The guy at the store cautioned me about using too much guano because it will make the taste like sulfur. What is the best way to use 0-13-0 don't I want to go kinda light?

*Meet my grow*

Strains:

LSD
Blue Magoo
CinX
Skunkberry
Moby Dick

My beds are
4' dia and filled 15" deep (SA of 12.7 ft^2, Vol of 15 ft^3 or 117 gal) with:
80% Sandy loam
10% Organic worm castings
3% Malibu's biodynamic comp
3% Organic fish comp
3% Vital Earth organic compost

I've amended with some gypsum to correct a calcium deficit (known from a soil analysis, well worth the $36 or whatever).
I've also fertilized twice with a dry dressing made of fish meal, bone, kelp, greensand, azomite, mycorhizzal fungi, etcetera.

Every two weeks I brew in 2 gal of RO :

1c. of each soil amendment listed above (minus the loam) I let it all float freely
1c. hydrolyzed fish 1-2-0.2
1/2c. kelp
1 c. Humic/fulvic acid (ful-power)
1.5 Tbsp unsulfured molasses

Brew 72 hours (meaning: 1 hour bubble plain RO, then add mix and wait 72 hours).

I then add yucca (Wet Betty), two cap-fulls of Kelp, and then vortex with a stick one way then the other (like 100 revolutions) for an hour. (I do this for 5-10 min whenever I thinks of it just to show the microbes some love).

To Foliar feed :
I dilute 200 mL of tea with 800 mL (my sprayer is 1L).
(no experience with watering this solution in, I assume the microbes are all there already from the MAlibu's biodynamic compost and
mycorrhizael
fungi I added -need more data)

On the off week I spray kelp and Humic/fulvic.
I also spray kelp every 3ish days and spray pH'd water (6.3ish) in between that.

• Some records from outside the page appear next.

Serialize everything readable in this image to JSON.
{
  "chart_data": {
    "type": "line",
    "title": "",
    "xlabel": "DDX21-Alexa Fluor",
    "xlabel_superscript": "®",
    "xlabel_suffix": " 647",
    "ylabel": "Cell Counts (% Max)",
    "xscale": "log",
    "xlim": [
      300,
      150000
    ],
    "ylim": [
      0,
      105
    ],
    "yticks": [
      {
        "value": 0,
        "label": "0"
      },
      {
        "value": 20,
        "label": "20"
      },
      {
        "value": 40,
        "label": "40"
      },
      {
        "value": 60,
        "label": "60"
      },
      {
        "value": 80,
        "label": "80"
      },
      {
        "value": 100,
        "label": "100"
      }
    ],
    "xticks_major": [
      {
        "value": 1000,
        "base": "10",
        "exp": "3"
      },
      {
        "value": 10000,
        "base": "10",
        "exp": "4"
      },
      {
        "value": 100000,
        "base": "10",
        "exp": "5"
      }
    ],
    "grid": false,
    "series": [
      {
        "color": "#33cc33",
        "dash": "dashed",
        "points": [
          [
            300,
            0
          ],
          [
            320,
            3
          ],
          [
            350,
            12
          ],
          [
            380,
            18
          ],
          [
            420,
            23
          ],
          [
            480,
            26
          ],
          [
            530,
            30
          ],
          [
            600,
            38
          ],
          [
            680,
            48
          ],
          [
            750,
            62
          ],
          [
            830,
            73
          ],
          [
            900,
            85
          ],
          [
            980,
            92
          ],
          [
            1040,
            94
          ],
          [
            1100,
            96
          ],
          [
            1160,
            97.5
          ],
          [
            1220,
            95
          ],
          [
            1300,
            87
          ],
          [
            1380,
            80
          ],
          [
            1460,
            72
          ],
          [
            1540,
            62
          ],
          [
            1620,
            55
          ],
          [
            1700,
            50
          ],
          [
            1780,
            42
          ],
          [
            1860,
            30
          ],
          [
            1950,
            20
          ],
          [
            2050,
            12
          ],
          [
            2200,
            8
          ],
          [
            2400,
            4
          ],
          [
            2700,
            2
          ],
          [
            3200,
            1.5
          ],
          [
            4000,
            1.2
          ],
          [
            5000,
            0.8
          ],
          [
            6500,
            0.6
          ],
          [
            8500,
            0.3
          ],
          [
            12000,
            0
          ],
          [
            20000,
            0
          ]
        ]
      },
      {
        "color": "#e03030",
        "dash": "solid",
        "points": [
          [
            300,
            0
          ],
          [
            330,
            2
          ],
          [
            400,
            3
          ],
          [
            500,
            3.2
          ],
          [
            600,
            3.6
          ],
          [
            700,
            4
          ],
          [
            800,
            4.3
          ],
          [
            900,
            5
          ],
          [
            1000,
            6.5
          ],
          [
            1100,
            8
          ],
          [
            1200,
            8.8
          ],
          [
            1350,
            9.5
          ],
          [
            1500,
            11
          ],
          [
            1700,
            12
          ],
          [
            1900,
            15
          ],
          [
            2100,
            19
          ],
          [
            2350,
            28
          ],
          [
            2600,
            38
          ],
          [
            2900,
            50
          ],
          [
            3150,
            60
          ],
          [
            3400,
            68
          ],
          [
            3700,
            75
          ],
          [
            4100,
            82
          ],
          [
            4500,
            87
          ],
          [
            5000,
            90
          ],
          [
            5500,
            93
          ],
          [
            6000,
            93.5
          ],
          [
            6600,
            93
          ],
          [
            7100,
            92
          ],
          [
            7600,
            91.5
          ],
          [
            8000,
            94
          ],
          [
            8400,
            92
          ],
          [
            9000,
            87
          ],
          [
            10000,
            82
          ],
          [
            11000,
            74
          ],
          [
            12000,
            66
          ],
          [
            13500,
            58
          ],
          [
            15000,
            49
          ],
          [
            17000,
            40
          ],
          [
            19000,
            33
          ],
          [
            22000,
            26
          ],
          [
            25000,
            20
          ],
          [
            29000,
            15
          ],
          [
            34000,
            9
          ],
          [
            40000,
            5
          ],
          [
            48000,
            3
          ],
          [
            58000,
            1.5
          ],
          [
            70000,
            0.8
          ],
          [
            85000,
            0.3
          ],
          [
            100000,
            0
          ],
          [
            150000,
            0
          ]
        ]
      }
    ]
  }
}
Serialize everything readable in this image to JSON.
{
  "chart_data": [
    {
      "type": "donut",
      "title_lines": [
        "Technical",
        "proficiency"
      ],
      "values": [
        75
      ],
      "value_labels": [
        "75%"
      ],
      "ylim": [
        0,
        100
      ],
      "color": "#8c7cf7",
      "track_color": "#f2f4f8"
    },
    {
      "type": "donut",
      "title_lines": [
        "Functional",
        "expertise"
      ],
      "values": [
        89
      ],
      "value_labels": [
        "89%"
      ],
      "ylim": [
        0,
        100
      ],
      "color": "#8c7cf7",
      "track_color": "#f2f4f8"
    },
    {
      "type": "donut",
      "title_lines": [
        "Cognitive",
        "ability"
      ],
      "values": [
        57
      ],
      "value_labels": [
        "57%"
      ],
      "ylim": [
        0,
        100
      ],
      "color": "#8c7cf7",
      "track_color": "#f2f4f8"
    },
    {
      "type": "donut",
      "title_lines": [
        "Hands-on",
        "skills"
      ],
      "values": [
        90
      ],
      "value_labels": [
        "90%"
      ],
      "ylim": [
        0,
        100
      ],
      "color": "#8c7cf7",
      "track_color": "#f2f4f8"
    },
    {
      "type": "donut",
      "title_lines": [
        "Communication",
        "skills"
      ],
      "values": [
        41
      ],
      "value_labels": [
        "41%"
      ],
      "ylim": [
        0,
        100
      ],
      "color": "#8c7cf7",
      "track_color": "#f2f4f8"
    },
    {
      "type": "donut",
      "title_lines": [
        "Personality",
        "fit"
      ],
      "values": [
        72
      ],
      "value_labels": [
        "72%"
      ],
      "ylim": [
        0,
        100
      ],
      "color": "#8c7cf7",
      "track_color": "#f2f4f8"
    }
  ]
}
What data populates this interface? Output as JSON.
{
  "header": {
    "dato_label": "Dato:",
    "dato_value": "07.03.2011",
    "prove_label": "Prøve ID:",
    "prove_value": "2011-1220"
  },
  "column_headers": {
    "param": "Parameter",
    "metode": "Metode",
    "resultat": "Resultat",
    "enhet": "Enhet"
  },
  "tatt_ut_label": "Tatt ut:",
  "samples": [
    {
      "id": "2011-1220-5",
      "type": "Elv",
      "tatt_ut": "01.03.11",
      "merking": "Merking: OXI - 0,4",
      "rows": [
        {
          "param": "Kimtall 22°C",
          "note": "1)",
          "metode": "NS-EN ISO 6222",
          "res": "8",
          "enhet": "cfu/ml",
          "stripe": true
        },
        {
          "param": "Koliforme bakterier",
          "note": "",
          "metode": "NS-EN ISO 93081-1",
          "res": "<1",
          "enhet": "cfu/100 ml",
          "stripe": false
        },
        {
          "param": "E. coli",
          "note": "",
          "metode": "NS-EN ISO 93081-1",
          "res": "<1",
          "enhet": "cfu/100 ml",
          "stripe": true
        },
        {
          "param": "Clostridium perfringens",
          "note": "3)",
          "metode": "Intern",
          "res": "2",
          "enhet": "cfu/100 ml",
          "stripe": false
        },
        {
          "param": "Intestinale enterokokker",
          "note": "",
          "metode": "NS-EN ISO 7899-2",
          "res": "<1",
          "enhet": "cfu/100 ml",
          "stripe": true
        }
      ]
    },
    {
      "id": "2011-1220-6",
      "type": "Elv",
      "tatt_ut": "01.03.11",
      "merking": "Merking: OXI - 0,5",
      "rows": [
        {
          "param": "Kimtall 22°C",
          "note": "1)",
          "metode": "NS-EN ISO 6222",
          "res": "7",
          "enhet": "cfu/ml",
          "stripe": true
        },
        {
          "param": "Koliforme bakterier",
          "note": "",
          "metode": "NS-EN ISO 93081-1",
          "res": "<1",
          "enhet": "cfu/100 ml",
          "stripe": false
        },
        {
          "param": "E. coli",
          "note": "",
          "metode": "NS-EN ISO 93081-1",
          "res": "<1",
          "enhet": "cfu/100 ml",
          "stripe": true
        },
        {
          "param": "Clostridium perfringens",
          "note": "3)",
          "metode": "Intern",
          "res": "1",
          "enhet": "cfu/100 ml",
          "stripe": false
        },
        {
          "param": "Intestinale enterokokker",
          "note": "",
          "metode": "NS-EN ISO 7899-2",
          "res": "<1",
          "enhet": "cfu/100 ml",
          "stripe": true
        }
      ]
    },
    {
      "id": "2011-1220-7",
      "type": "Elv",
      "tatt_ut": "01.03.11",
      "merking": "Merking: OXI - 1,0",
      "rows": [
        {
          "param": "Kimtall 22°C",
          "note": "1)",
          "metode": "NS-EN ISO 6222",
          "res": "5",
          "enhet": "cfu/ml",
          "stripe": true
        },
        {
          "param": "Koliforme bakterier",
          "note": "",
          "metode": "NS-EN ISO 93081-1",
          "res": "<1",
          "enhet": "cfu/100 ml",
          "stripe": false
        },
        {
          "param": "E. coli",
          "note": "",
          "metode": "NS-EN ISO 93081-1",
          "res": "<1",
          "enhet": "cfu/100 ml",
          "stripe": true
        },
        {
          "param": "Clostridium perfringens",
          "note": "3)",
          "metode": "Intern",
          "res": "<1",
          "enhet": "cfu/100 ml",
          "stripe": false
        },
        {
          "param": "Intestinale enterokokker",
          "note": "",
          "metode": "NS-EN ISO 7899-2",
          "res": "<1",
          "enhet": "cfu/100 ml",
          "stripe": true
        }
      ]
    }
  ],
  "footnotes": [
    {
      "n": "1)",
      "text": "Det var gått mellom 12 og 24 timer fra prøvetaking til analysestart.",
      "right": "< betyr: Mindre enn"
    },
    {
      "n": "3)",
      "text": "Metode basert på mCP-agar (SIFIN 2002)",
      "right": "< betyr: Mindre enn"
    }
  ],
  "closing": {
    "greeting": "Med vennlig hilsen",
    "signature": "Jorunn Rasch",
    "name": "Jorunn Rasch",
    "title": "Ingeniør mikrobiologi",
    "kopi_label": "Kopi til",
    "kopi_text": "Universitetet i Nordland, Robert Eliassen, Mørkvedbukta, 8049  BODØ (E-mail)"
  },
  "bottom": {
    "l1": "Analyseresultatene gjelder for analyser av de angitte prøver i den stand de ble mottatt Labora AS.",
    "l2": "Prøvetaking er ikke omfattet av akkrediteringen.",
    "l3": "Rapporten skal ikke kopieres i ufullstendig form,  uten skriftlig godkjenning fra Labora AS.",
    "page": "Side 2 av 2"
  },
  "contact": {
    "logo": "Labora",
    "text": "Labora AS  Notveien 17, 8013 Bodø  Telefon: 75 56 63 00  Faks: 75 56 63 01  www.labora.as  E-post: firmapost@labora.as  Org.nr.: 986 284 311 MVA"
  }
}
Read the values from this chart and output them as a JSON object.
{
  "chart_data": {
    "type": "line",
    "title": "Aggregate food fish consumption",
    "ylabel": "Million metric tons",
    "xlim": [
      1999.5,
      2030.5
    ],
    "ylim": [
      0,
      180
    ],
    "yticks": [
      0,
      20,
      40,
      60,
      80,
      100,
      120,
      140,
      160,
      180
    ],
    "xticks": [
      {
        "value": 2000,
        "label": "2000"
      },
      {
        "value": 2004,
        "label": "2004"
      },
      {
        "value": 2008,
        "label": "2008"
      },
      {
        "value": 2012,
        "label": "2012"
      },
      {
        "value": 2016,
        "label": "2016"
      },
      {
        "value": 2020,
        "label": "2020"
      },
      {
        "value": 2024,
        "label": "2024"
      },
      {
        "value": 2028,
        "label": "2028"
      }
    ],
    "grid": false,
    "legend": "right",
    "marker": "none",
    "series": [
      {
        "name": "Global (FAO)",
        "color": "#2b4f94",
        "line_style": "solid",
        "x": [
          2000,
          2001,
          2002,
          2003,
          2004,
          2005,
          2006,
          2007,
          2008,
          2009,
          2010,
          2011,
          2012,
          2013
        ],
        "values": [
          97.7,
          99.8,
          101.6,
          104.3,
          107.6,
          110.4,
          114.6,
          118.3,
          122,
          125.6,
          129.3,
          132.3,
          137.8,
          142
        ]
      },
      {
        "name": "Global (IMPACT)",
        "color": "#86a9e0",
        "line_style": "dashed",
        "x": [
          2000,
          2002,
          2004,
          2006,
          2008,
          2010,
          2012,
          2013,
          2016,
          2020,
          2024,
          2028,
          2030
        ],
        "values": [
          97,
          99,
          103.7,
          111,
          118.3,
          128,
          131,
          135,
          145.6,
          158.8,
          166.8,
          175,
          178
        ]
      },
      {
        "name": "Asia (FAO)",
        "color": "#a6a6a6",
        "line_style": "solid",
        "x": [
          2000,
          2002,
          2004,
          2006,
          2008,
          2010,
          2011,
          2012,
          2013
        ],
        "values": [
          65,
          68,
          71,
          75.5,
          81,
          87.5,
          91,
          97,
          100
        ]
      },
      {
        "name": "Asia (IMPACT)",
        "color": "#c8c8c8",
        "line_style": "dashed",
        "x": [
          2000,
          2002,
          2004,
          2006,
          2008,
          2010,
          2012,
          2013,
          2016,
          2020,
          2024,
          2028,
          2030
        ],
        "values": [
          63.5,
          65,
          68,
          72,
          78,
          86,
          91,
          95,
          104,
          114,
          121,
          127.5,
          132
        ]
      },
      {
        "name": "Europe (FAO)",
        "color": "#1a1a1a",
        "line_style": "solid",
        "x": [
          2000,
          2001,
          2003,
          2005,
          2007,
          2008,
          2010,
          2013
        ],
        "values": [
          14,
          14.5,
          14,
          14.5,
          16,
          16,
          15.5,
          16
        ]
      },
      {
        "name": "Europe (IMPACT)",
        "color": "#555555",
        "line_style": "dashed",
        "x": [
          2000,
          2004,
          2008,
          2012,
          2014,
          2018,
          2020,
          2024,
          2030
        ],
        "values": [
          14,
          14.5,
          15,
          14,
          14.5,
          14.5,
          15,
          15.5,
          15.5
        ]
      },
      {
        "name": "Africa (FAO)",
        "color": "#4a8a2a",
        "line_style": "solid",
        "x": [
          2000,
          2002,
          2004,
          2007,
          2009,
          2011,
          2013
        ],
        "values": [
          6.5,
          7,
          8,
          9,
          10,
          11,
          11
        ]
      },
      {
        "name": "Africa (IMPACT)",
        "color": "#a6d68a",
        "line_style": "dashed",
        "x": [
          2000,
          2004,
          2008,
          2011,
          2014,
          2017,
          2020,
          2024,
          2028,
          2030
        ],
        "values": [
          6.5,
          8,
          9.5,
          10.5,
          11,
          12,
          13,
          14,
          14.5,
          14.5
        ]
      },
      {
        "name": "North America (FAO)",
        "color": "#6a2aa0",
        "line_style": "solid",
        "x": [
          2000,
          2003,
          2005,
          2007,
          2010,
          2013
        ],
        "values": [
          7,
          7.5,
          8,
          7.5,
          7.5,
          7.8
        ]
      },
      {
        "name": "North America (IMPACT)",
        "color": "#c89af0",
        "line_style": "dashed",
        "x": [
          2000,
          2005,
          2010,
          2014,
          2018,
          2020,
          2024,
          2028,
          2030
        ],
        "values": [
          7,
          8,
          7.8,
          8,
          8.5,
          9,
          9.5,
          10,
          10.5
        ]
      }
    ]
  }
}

Yes it is a lot of work. The pay-off for me has been the relationship that is developing and the subtle things the plant can teach me this way about about its care.

My question:

How would you work guano into this routine given the light cycle goes to 14/10 on Aug. 15 in Oregon? i.e. when would you begin and what would you do exactly to avoid overdoing it given the recipe above? If you will, that is.
 

GOD HERE

Well-Known Member
If you have to get a $36 soil analyses every time you have a deficiency you're going to be broke in no time my friend. They've got you by the balls. Learn to solve your own problems.
 
Thank you for your concern. I had it done in the spring after mixing the soil. You know, in order to see what was actually in my soil and what needed to be added. In this case it was calcium, which I solved with gypsum. I didn't mean to make you confused my friend.